Parlamentares do partido governista e da oposição partilham uma prática controversa: a de destinar dinheiro do orçamento federal para organizações não-governamentais, instituições de ensino, empresas e associações comunitárias onde suas esposas, filhos e parentes próximos exercem atividade remunerada como funcionários, lobistas ou dirigentes. A revelação foi feita depois que jornalistas examinaram detalhadamente documentos do Congresso que registram valores “marcados” por parlamentares para destinação específica.
A investigação jornalística cobriu um período de dez anos, nos quais também se descobriu que 50 congressistas ajudaram a direcionar verbas públicas para melhorar cidades e bairros onde possuem residência ou interesses comerciais.
Um senador foi relacionado à liberação uma verba vultosa destinada à recuperação urbana do bairro onde fica um imóvel comercial de sua propriedade. Outro parlamentar usou dinheiro público para mandar recuperar a praia perto de sua casa de veraneio e outro providenciou a verba para construir uma ciclovia a poucos passos de sua residência particular.
Conhecimento público
A mistura entre projetos públicos para atender interesses privados tem sido muito discutida entre os legisladores, mas a preocupação principal dos sistemas de controle se refere ao favorecimento dos doadores de campanhas eleitorais.
O direcionamento de frações orçamentárias para projetos de interesse direto dos parlamentares não costuma chamar a atenção da imprensa ou dos órgãos de controle. No entanto, não se trata de prática ilegal: pelas regras internas de funcionamento do Legislativo, tais iniciativas são legais e feitas abertamente.
O que ocorre, segundo a reportagem, é que os valores específicos, relativamente pequenos em relação aos grandes volumes do orçamento federal, acabam dissimulados nas prestações de contas, porque os congressistas não são obrigados a informar onde possuem seus imóveis, os locais onde têm interesse particular, nem os empregos e atividades de suas esposas, filhos e parentes próximos.
Além disso, eles podem abrigar seus patrimônios sob os nomes de empresas administradoras, cujos controladores não precisam obrigatoriamente ser de conhecimento público. Sob o manto de sociedades anônimas podem ser dissimulados muitos interesses particulares.
Direito de defesa
A revelação poderia ser acrescentada ao extenso rol das falcatruas creditadas a deputados e senadores no Brasil.
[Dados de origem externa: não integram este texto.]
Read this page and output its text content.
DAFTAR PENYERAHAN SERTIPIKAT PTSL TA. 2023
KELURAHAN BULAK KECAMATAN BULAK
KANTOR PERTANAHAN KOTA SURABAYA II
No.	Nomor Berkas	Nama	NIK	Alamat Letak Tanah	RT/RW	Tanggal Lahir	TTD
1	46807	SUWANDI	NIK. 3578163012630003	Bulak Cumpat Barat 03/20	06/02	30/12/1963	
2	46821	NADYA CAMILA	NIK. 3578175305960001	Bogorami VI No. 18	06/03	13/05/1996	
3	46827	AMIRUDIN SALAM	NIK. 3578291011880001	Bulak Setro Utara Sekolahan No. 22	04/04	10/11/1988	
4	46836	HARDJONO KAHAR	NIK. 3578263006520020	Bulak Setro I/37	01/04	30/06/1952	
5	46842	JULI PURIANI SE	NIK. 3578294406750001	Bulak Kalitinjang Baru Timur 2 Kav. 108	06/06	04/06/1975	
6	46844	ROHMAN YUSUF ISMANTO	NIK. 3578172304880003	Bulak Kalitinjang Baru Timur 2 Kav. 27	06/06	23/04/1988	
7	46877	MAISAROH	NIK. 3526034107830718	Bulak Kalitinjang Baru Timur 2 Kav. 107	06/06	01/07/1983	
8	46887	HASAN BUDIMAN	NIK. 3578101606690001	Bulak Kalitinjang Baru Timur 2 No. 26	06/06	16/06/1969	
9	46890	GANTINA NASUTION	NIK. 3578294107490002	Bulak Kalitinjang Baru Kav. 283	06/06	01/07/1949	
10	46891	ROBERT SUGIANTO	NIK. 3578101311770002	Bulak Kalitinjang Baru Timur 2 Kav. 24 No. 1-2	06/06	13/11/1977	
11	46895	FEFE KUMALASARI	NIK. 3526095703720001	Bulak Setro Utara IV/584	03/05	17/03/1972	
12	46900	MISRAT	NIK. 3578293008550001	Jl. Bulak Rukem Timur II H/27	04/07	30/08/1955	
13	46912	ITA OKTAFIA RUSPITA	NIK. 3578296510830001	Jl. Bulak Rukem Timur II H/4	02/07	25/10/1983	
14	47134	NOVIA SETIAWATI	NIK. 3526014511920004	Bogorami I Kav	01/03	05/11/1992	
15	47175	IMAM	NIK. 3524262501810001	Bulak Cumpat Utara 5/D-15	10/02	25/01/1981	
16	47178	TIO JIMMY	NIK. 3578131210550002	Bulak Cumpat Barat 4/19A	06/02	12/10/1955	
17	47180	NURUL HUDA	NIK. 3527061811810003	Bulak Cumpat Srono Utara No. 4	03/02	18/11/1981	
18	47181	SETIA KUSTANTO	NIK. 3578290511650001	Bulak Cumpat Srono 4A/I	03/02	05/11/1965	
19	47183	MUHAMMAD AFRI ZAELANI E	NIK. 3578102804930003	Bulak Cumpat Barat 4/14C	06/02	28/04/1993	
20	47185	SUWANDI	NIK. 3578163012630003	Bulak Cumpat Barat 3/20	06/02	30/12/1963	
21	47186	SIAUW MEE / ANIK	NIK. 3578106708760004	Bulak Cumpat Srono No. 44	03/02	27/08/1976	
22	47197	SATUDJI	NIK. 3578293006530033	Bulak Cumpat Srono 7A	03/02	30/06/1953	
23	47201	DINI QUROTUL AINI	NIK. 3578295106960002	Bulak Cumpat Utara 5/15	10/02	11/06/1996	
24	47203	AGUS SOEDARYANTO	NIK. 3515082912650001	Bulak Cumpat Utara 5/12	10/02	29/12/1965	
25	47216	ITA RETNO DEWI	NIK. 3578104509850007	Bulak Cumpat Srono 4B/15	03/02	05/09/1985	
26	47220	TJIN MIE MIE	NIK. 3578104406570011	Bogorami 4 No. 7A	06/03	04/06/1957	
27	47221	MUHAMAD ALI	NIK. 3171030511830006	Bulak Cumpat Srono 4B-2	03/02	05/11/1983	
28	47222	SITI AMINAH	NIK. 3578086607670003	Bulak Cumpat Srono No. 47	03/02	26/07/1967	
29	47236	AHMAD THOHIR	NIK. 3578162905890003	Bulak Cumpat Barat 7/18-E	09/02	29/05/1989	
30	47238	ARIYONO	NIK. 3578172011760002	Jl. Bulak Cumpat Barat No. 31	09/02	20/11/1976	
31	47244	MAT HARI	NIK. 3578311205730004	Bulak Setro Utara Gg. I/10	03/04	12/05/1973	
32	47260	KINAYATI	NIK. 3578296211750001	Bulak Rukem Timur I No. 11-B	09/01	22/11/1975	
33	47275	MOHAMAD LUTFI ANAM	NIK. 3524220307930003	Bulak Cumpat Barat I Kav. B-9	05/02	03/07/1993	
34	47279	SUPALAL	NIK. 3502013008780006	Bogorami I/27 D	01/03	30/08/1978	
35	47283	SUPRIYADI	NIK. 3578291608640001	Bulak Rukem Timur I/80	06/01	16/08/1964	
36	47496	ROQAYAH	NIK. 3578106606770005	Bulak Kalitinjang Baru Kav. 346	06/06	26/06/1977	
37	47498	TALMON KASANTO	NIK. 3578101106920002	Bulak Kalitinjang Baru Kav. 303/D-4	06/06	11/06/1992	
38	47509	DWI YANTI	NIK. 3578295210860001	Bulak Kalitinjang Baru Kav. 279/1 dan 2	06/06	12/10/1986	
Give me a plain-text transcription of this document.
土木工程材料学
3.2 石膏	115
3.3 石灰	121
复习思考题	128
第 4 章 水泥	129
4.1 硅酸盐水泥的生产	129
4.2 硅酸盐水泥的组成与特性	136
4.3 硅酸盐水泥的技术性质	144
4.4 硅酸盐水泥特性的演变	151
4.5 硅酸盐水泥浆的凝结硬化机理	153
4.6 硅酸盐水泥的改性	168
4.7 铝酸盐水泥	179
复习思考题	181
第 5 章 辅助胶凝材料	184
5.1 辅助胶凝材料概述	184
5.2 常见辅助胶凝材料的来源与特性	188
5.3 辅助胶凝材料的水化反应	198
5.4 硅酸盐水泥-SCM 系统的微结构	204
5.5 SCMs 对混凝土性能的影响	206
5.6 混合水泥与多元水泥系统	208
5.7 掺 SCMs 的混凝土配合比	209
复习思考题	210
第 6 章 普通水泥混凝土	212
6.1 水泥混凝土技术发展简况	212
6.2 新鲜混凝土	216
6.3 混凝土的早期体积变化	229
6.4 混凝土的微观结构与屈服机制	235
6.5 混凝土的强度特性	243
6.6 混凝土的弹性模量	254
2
Acontece que essa reportagem foi publicada na quarta-feira (8/2) pelo jornal americano The Washington Post em sua edição digital, e se refere ao Congresso dos Estados Unidos.
Segundo o jornal, essa revelação vem a público num momento delicado para os parlamentares americanos: uma nova pesquisa realizada pelo Post indica que o Congresso dos Estados Unidos tem a aprovação de apenas 13% dos entrevistados – um dos índices mais baixos de sua história.
A reportagem também revela que as notícias sobre desvios de conduta de parlamentares, ainda que abrigadas sob as falhas da lei, têm estimulado debates sobre os sistemas de controle das verbas sob responsabilidade direta e individual dos congressistas.
O longo texto, contendo detalhes sobre alguns dos casos mais evidentes de autofavorecimento, é ilustrado por infográficos nos quais são identificados os autores das emendas, os lugares favorecidos e a coincidência das obras com seus interesses particulares. O leitor também pode se informar por meio de vídeos panorâmicos mostrando alguns desses lugares. Além disso, tem acesso a uma galeria com fotografias, nomes e perfis de cinquenta congressistas republicanos e democratas que destinaram verbas públicas para interesses privados.
Como exemplo, pode-se notar que a deputada Nancy Pelosi, líder do Partido Republicano, ajudou a direcionar US$ 50 milhões para um projeto de transporte público em São Francisco, na Califórnia, promovendo diretamente a valorização de um edifício comercial de propriedade de seu marido. O quadro inclui, logo abaixo da denúncia, a defesa oficial de cada parlamentar acusado.
O leitor brasileiro, habituado a reportagens escandalosas, parciais e pouco abrangentes sobre desvios de dinheiro público no Brasil, certamente ficaria surpreso com o cuidado do trabalho apresentado pelo Washington Post. Sem pressa e com a cautela de ouvir detalhadamente as justificativas de cada um dos acusados, o jornal provocou movimentações no Congresso americano, que discute formas de melhorar o controle do orçamento, por seu mero interesse no assunto, ainda antes de publicada a reportagem.
Jornalistas brasileiros que tenham vontade de conhecer como se faz uma investigação desse tipo podem encontrar o texto em inglês, em cinco capítulos, mais anexos, fotografias e vídeos, no site do jornal.